Many of the London Plains along 140th Avenue NE and NE 175th Street have to go due to utility wire interference and uplifting sidewalks. The city is beginning its process of deciding which to remove and replace.
Photo by Jeff Switzer/Woodinville Weekly.
by Jeff Switzer
Citing damage to sidewalks, constant maintenance to keep power lines free, and liability issues, the City of Woodinville says it will sooner or later have to remove as many as 69 street trees along 140th Avenue NE and NE 175th Street, along the Albertson's and Stock Market Plazas.
The timeline puts removal at next May, but the process begins in mid-September when the city plans to hire an arborist to evaluate each of the trees and submit a formal report to Woodinville's Tree Board.
"This isn't something we want to do," said Joel Birchman, public services director. "We're stuck between a rock and a hard place, or a sidewalk and a tree."
The nine trees north of the BP gas station are far back enough and in a wide enough planting strip to remain, and the city hopes to work around the three evergreens at the 7-11 store.
Birchman says the board will review the report and make a recommendation. At the same time, the city will be putting together a design team for the streetscape improvements, which will integrate suggestions from businesses and the public at a November workshop.
Molly Beck, a certified consulting arborist and Tree Board member, said the London Plains have been planted all over and are causing problems to other cities besides Woodinville.
"They're widely thought of as a hearty urban tree, able to survive in poor soils and pollution," she said. "But they were planted without consideration of the effects."
When planted during the King County days, the trees were 15 to 17 feet tall and placed under utility wires with the potential to reach heights of 60 to 80 feet.
Beck says she remembers when some of the trees were being planted on NE 175th Street. "I asked [the men planting the trees] if they knew that the trees could grow as tall as 80 feet, and they said, 'Lady, we don't pick the trees, we just plant what we're told to.'"
When the city begins looking at the alternatives, Beck says a number of courses of action can be taken, including retention, replacement, and novel engineering approaches to the problems. "But in some cases there is no choice. Where utility wires are concerned, it's unfortunate that the wrong tree was chosen," she said.
In the summer of 1993, three months after incorporation, a pedestrian was crossing the street from 7-11 to Seafirst Bank when, after being distracted by a loud vehicle, she tripped over a raised section of sidewalk caused by the roots of the trees, falling and breaking her hip.

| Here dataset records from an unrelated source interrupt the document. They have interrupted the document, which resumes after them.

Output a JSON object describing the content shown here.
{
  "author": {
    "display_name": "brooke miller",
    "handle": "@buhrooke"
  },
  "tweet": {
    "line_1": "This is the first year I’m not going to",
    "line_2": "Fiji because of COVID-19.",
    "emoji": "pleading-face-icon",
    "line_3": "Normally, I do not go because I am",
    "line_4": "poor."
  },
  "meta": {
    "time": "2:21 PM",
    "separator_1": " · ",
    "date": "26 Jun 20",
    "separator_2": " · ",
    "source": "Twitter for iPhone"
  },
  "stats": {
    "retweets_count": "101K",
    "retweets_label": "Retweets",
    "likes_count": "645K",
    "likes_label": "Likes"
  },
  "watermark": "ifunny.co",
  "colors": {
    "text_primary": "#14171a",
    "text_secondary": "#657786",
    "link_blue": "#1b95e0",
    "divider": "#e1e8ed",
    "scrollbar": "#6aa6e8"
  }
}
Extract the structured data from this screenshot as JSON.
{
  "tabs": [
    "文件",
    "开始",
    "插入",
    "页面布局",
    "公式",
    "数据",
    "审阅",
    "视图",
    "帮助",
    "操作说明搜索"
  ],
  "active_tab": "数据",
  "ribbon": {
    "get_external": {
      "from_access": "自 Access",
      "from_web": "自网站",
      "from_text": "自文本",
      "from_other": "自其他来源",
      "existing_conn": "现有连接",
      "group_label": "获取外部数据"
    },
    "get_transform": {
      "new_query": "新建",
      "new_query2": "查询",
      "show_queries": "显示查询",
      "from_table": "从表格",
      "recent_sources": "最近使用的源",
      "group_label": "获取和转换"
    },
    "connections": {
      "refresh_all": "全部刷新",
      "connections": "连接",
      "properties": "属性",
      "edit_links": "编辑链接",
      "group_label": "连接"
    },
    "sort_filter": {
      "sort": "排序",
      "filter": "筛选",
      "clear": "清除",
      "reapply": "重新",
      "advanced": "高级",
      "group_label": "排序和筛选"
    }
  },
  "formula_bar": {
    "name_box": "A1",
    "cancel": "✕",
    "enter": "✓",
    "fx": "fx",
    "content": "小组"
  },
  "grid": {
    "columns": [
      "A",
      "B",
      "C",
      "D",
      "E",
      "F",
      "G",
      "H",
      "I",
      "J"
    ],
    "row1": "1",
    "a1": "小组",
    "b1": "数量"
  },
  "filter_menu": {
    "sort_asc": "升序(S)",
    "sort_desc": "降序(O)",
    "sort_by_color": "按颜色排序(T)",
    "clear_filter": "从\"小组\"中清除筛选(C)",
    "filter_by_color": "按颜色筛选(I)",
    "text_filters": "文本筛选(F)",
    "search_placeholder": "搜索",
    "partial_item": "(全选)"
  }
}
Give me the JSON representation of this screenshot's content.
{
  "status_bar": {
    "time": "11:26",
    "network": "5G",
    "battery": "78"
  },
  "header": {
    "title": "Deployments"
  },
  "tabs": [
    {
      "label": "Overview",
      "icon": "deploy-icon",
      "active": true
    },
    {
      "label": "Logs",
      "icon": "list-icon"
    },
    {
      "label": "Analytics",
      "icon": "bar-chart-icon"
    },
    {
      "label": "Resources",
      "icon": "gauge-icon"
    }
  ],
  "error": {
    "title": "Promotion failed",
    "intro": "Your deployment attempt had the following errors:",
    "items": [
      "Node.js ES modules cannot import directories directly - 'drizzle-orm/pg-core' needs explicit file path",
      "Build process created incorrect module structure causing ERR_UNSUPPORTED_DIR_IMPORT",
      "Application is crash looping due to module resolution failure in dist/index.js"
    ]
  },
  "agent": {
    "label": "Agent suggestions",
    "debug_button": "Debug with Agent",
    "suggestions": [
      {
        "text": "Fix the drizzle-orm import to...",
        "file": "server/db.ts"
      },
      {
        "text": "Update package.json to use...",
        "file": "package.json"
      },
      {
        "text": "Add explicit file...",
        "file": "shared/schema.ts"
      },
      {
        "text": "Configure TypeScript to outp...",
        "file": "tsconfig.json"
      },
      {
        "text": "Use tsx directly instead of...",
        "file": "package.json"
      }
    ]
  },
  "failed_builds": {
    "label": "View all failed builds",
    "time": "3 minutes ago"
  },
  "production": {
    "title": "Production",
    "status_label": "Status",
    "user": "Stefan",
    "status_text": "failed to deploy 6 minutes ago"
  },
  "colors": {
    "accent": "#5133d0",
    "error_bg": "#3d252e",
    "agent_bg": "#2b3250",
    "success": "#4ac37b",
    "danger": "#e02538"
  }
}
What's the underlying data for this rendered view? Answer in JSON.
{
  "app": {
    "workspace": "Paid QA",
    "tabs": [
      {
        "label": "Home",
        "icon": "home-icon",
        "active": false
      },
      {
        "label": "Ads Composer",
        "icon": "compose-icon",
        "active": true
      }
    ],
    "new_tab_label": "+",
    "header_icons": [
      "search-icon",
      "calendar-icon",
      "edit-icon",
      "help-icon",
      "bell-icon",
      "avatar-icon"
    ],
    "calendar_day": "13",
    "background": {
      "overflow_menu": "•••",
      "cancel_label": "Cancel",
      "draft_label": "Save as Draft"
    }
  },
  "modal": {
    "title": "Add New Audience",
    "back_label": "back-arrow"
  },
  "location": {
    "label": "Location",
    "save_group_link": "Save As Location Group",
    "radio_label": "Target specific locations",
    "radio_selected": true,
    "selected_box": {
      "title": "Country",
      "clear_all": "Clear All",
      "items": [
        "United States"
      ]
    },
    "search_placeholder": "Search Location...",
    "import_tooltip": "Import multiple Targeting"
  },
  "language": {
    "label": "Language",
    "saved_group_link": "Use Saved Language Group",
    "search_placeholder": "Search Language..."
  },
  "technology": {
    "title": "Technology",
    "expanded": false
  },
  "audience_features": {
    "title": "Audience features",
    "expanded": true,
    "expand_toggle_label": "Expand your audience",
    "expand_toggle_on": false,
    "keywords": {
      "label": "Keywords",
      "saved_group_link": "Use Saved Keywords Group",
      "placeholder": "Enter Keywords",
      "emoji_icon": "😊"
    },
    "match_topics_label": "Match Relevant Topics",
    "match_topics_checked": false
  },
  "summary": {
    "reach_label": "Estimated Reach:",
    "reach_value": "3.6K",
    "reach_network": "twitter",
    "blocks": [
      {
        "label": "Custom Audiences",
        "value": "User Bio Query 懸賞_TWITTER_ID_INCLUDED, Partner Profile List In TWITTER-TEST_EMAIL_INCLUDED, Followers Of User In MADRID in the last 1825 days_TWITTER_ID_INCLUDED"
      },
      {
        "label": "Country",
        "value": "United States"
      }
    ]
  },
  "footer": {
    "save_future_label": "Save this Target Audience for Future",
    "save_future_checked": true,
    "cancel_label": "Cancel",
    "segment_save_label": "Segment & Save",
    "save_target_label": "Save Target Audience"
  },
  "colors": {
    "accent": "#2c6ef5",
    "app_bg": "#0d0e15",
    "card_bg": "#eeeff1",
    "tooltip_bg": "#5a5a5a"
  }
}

That claim has yet to be settled with the city and remains open.
Since then, the city has installed concrete ramps to prevent pedestrian hazards, though the surface remains uneven and the city's insurance has instructed the city to replace the sidewalks.
Similarly, the power and telephone companies need to continually prune the branches of the trees, which extend out over many of the lines.
Birchman says he hopes the project can be completed "before they go to leaf," so the effect isn't as dramatic.
Beck favors a phased-in approach to the process, removing and replacing only the trees under utility lines and those uplifting sidewalks during Phase I. The trees not under wires and not yet causing sidewalk problems could be retained for now and have interplantings to lessen the effect when they are removed.
"A combination of removal, replacement, and retention would probably be best," she said, "but if it takes more studying, public comment, study sessions, and work with engineers, I think that's positive."